The previous government pumped billions into the national health service, insisting all new hospitals be built via PFI (Private Finance Initiatives). Despite the rhetoric the NHS bureaucracy has mushroomed with billions squandered on management consultants (not doctors) and centralised IT projects, as detailed brilliantly by David Craig in his 2008 book Squandered. More disturbingly, vast sums of public money have been spent not on essential frontline healthcare, but on promoting awareness of new mental illnesses and lifestyle-related ailments ( diabetes, obesity, angina, high blood pressure etc..) hugely boosting demand for pharmaceutical products. Amazingly, the new Con-Dem government, depsite a massive debt, has committed itself to maintaining the previous administration's spending plans. In real terms public health spending has doubled since 1997, yet the nation's health patently hasn't as any gains in prosperity have been offset by culture of hedonism and a growing rich-poor gap. Any recent gains in life expectancy have more to do with improvements that occurred 30-40 years ago (i.e. your life expectancy is largely determined by your health in your 30s and 40s) than multi-million pound anti-smoking campaigns. The US probably has the world's most wasteful healthcare system with 16% of GDP devoted to public and private healthcare. This compares with 10 to 11% in France, Canada and Germany and 8.9% in Italy, 8.7% in Australia, 8.4% in the UK and just 8.1% in Japan, while life expectancy is highest in Japan, France, Italy, Spain, Greece and Iceland, probably more down to diet and lifestyle than provision of drugs. The US Model is to boost public demand for healthcare services persuading more people that they need long-term medication and cosmetic surgery (not included in the above figures), creating a huge comsumer market. In my humble analysis the UK health system is being primed for privatisation in all but name. It has become such a monster as to be completely unsustainable and the corporate elite will rely on a knee-jerk reaction to reports of waste and inefficiencies to soften public opposition to the removal of universal provision of healtcare free at the point of delivery. Nadeem Waylayat of

Market Oracle

has detailed the almost inevitability of the failure of the NHS project ( see

http://www.marketoracle.co.uk/Article23744.html

), however, he seems to welcome its downfall. I hasten to add, when the NHS collapses, millions will suffer the consequences.

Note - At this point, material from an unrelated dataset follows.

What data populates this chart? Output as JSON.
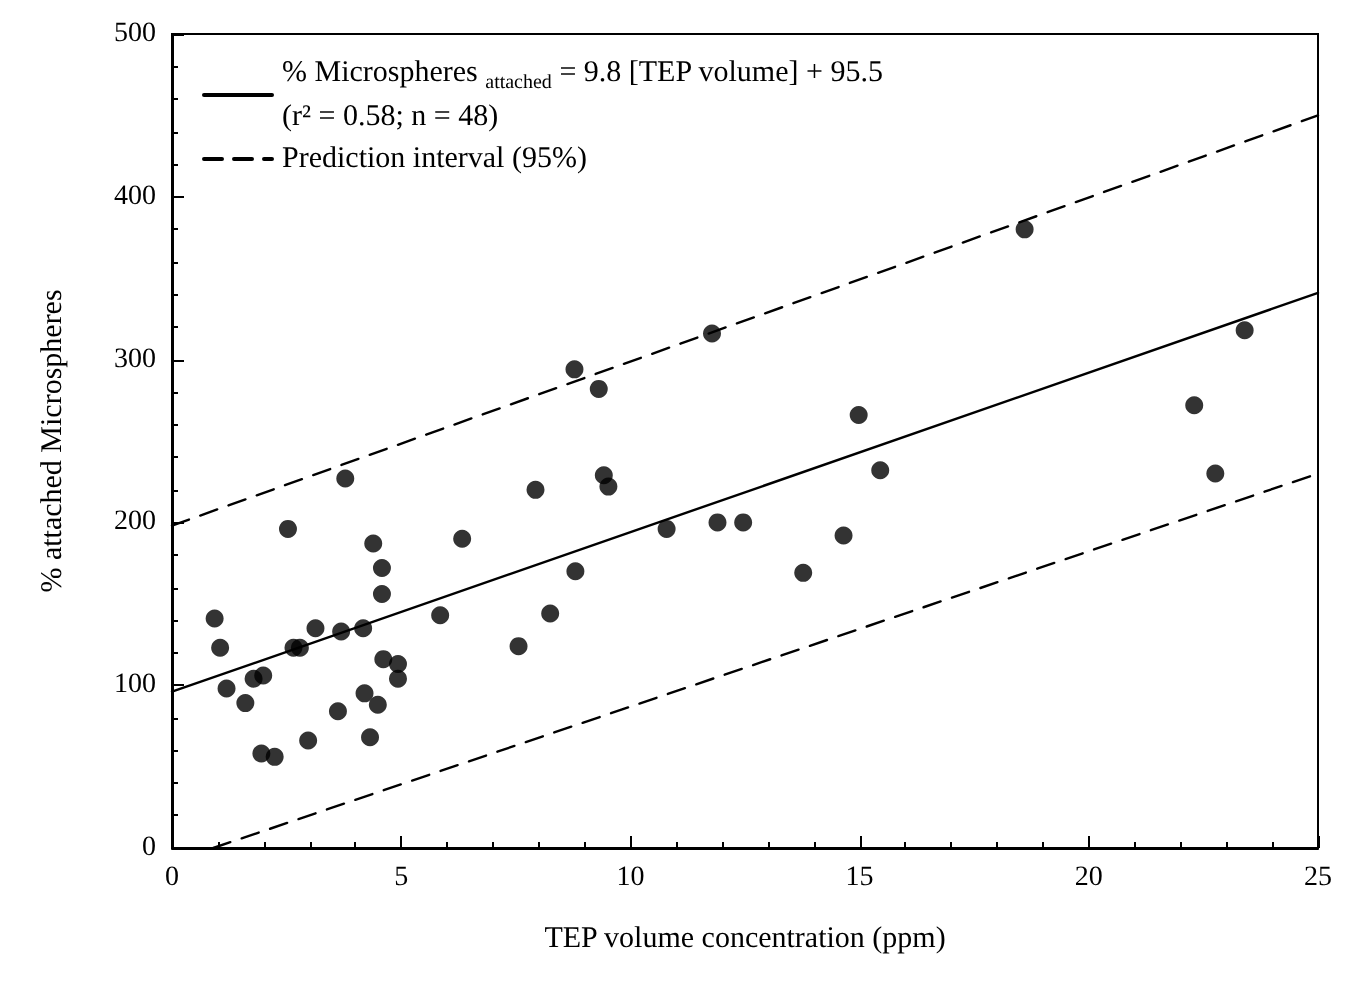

Martin Durkin's documentary is just the latest salvo in a war against common sense, i.e. a rational world in which education and healthcare serve the needs of taxpayers rather than those of multinational corporations and are not allowed to become unsustainable. Apparently he has the government on his side as they have now allowed the cloning of animals for human consumption and given the green light to transgenic farming and quiely announced the privatisation of the Royal Mail.